Remove the tube from the magnet. Add one milliliter of 0.5 molar EDTA and mix by brief vortexing. Wash the beads twice in this manner and discard the supernatant after the final wash.
Remove the tube from the magnet. Add one milliliter of buffer E and slowly resuspend the beads. Transfer the entire mixture into 50 milliliters of buffer E.Place on a shaker and let it mix slowly at room temperature for one hour.
Subsequently, test the DNA binding beads using a one KB DNA ladder and three different ratios of volume of beads to volume of DNA. The 2.5/1 ratio was determined to work best for DNA binding. To use the beads for DNA purification, add 425 microliters or 2.5 volumes of the beads to each DNA sample and resuspend slowly by pipetting up and down about 10 times.
Incubate at room temperature for 10 minutes. Place on the magnet for five minutes. Then aspirate and discard the supernatant.
Wash twice with freshly made 80%ethanol by adding 600 microliters to each tube. Waiting for one minute, and then aspirating and discarding the supernatant. Give the tubes a quick spin.
Place the tubes on the magnet. Remove the last drops of ethanol and let dry for one minute at room temperature. Remove the sample from the magnet and elute the DNA by adding 20 microliters of DNase and RNase free water.Vortex.
Agarose gel electrophoresis revealed the sizes of DNA fragments obtained after reverse cross-link of whole sonicated DNA extracted from mouse ES cells, embryoid bodies, and embryonic cardiac tissue. A chromatin immunoprecipitation experiment was designed to look at the epigenetic regulation of epithelial-mesenchymal transition genes in wild type or genetically mutated cells, when ES cells differentiate toward a mesodermal cell fate. Binding of modified histones was monitored by PCR of the promoters or enhancers of E-Cadherin and Twist genes.
Sequential chromatin immunoprecipitation was performed on chromatin extracted from four human ES cell lines using antibodies to a chromatin activating mark followed by antibodies to a repressed mark. These marks are modified when cells are challenged by morphogens but are variable depending upon the human ES cell lines. Likely because of the original blastocysts from which they are derived.

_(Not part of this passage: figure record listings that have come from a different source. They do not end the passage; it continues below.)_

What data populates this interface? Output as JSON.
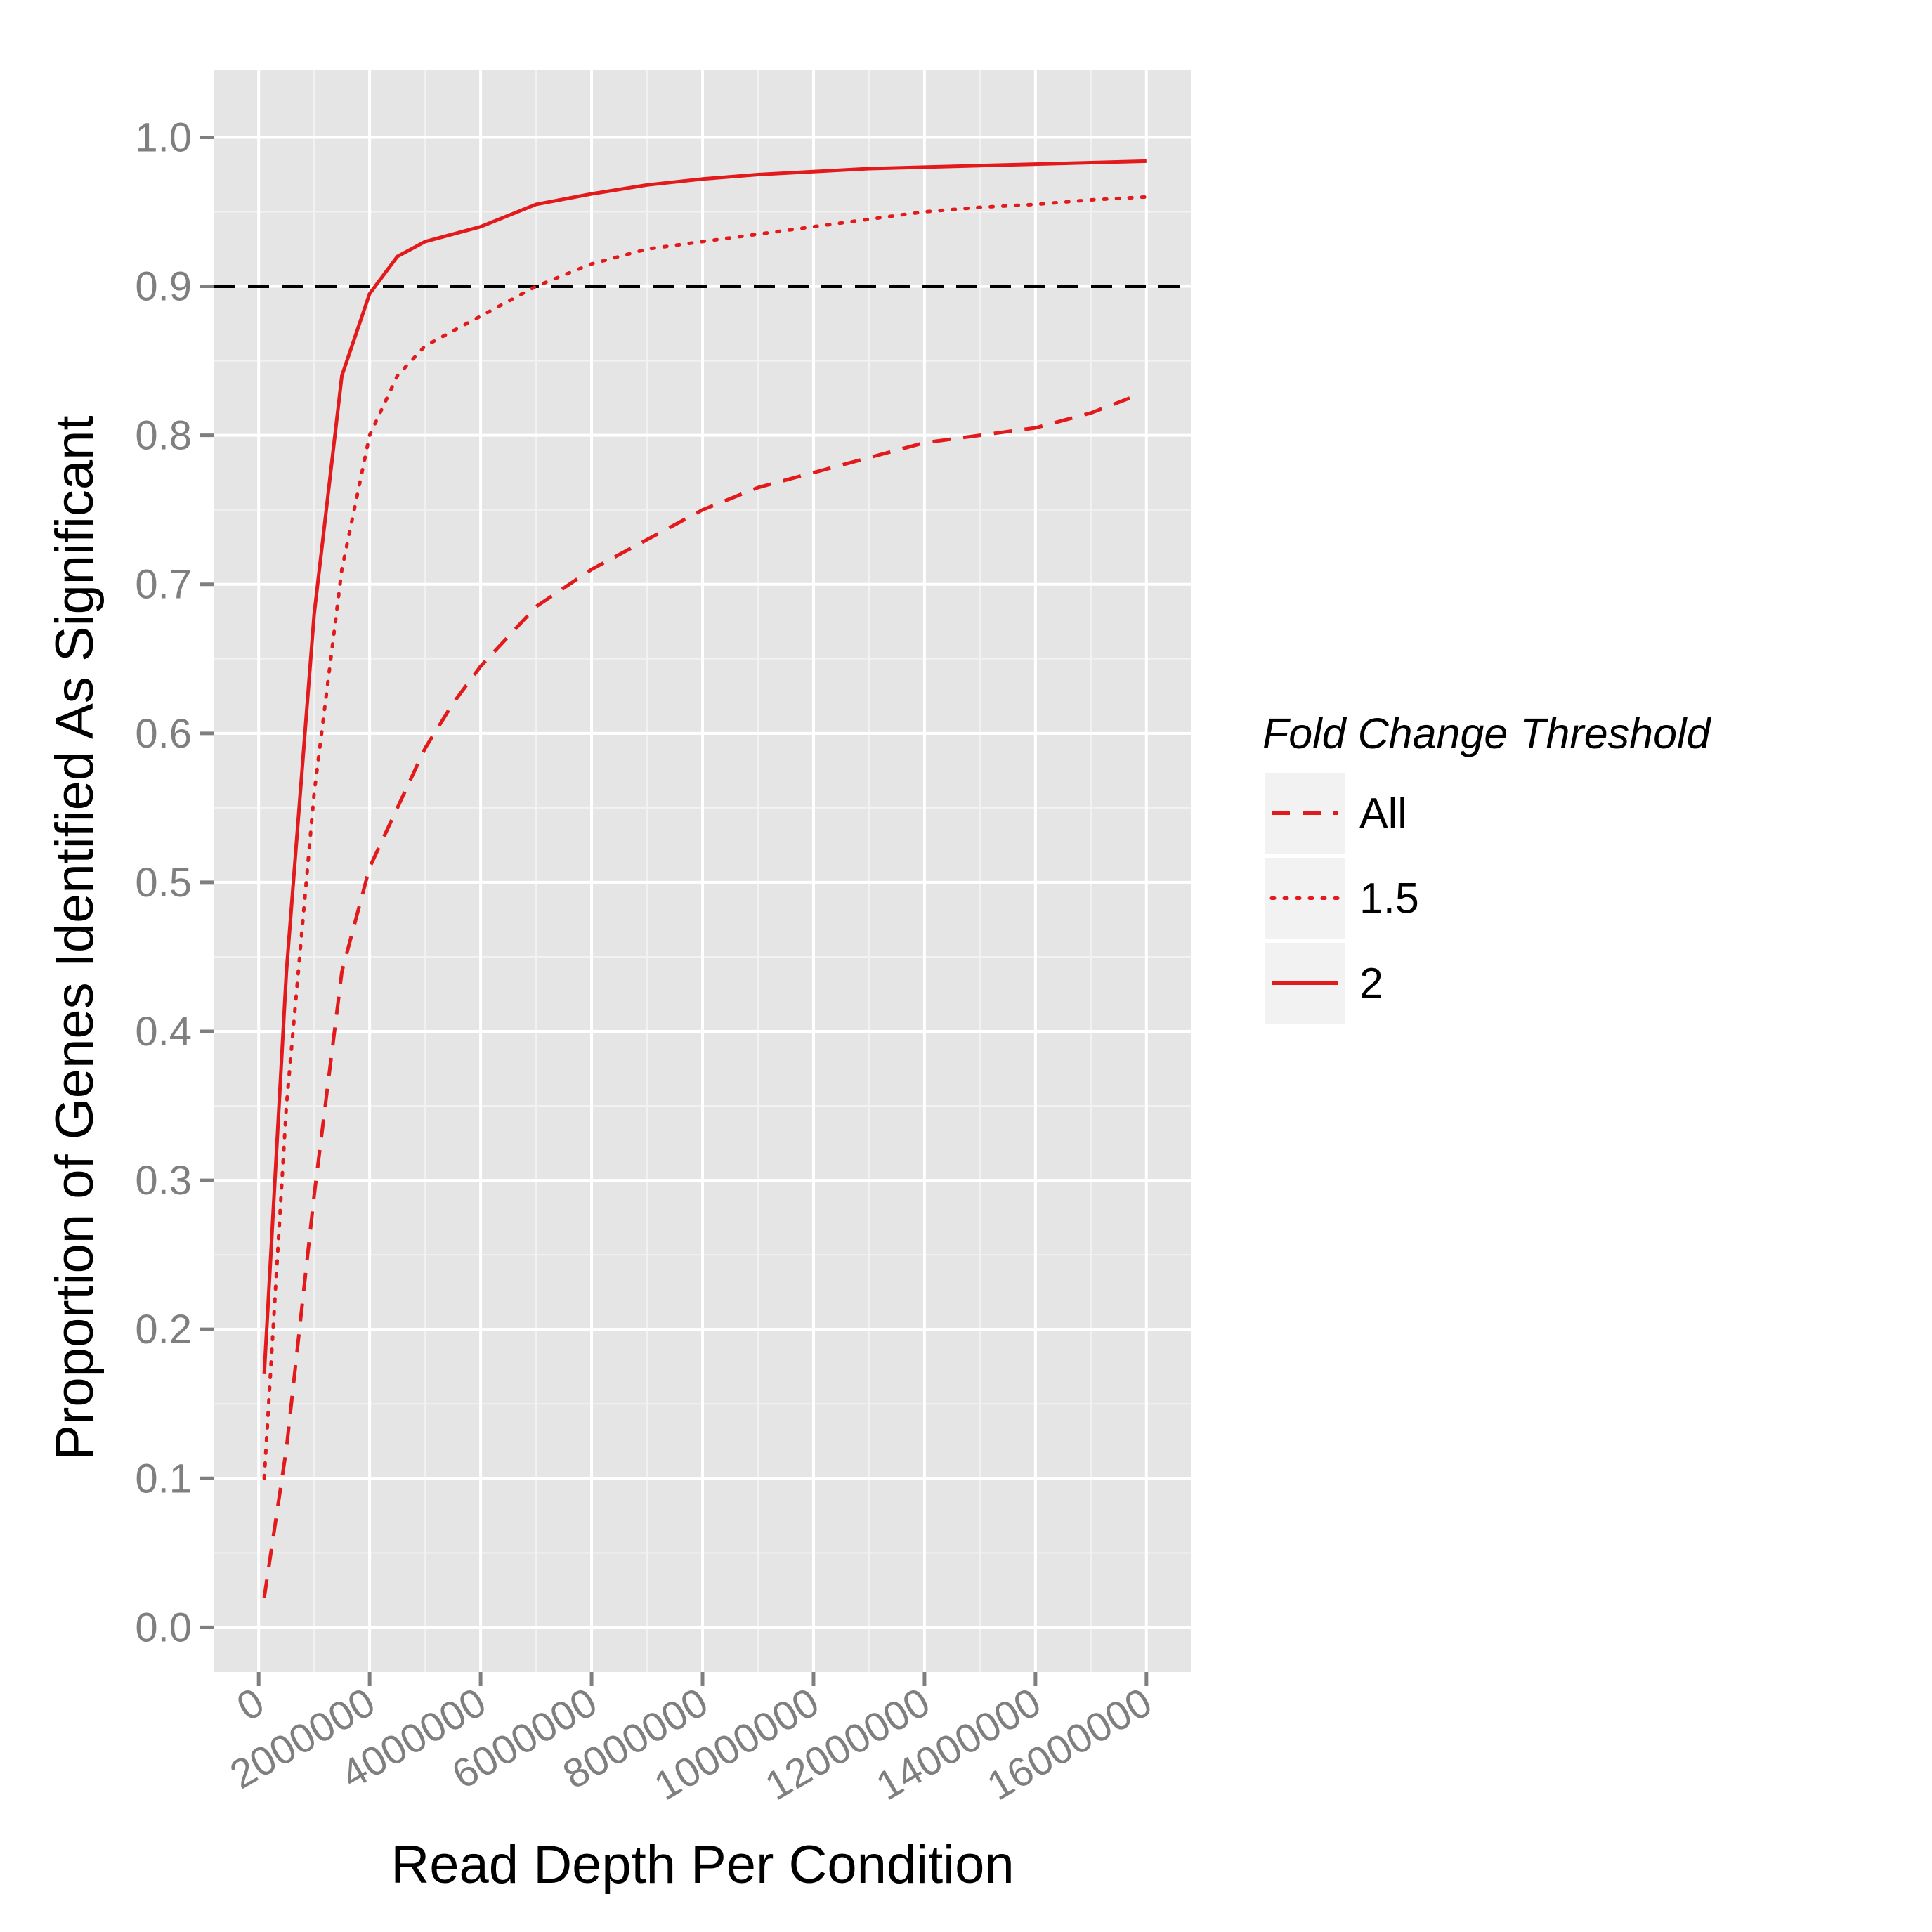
{
  "chart_data": {
    "type": "line",
    "title": "",
    "xlabel": "Read Depth Per Condition",
    "ylabel": "Proportion of Genes Identified As Significant",
    "xlim": [
      -800000,
      16800000
    ],
    "ylim": [
      -0.03,
      1.045
    ],
    "x_ticks": [
      0,
      2000000,
      4000000,
      6000000,
      8000000,
      10000000,
      12000000,
      14000000,
      16000000
    ],
    "x_tick_labels": [
      "0",
      "2000000",
      "4000000",
      "6000000",
      "8000000",
      "10000000",
      "12000000",
      "14000000",
      "16000000"
    ],
    "y_ticks": [
      0.0,
      0.1,
      0.2,
      0.3,
      0.4,
      0.5,
      0.6,
      0.7,
      0.8,
      0.9,
      1.0
    ],
    "y_tick_labels": [
      "0.0",
      "0.1",
      "0.2",
      "0.3",
      "0.4",
      "0.5",
      "0.6",
      "0.7",
      "0.8",
      "0.9",
      "1.0"
    ],
    "grid": true,
    "background_color": "#e5e5e5",
    "grid_color": "#ffffff",
    "reference_line": {
      "y": 0.9,
      "color": "#000000",
      "style": "dashed"
    },
    "legend": {
      "title": "Fold Change Threshold",
      "placement": "right"
    },
    "series": [
      {
        "name": "All",
        "color": "#e31a1c",
        "style": "dashed",
        "x": [
          100000,
          500000,
          1000000,
          1500000,
          2000000,
          2500000,
          3000000,
          3500000,
          4000000,
          5000000,
          6000000,
          7000000,
          8000000,
          9000000,
          10000000,
          11000000,
          12000000,
          13000000,
          14000000,
          15000000,
          15700000
        ],
        "y": [
          0.02,
          0.12,
          0.29,
          0.44,
          0.51,
          0.55,
          0.59,
          0.62,
          0.645,
          0.685,
          0.71,
          0.73,
          0.75,
          0.765,
          0.775,
          0.785,
          0.795,
          0.8,
          0.805,
          0.815,
          0.825
        ]
      },
      {
        "name": "1.5",
        "color": "#e31a1c",
        "style": "dotted",
        "x": [
          100000,
          500000,
          1000000,
          1500000,
          2000000,
          2500000,
          3000000,
          3500000,
          4000000,
          5000000,
          6000000,
          7000000,
          8000000,
          9000000,
          10000000,
          11000000,
          12000000,
          13000000,
          14000000,
          15000000,
          16000000
        ],
        "y": [
          0.1,
          0.35,
          0.56,
          0.71,
          0.8,
          0.84,
          0.86,
          0.87,
          0.88,
          0.9,
          0.915,
          0.925,
          0.93,
          0.935,
          0.94,
          0.945,
          0.95,
          0.953,
          0.955,
          0.958,
          0.96
        ]
      },
      {
        "name": "2",
        "color": "#e31a1c",
        "style": "solid",
        "x": [
          100000,
          500000,
          1000000,
          1500000,
          2000000,
          2500000,
          3000000,
          3500000,
          4000000,
          5000000,
          6000000,
          7000000,
          8000000,
          9000000,
          10000000,
          11000000,
          12000000,
          13000000,
          14000000,
          15000000,
          16000000
        ],
        "y": [
          0.17,
          0.44,
          0.68,
          0.84,
          0.895,
          0.92,
          0.93,
          0.935,
          0.94,
          0.955,
          0.962,
          0.968,
          0.972,
          0.975,
          0.977,
          0.979,
          0.98,
          0.981,
          0.982,
          0.983,
          0.984
        ]
      }
    ]
  }
}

Chromatin immuno precipitation can also be applied to chromatin extracted from specific embryonic cardiac regions. This figure shows genomic regions of the cardiac genes and Nkx2.5 and TBx5 enriched in the modified histone and one genomic region of the Shox2 pacemaker specific gene not enriched and not expressed in the ventricle. Once mastered, this technique can be done in three hours if it is performed properly.
While attempting this procedure, it is important to remember to take a sonication efficiency before starting the IP protocol. Following this procedure, other methods like Eth-ek-se-ek can be performed in order to answer additional questions like interrogating the old state of chromatin whether open or closed or monitoring nucleosome spacing. After its development this technique paved the way for researchers in the field of epigenetics to explore any epigenetic regulation of cell fate decisions in any cell type or embryonic organ.
After watching this video, you should have a good understanding of how chromatin immuno precipitation assays can be performed.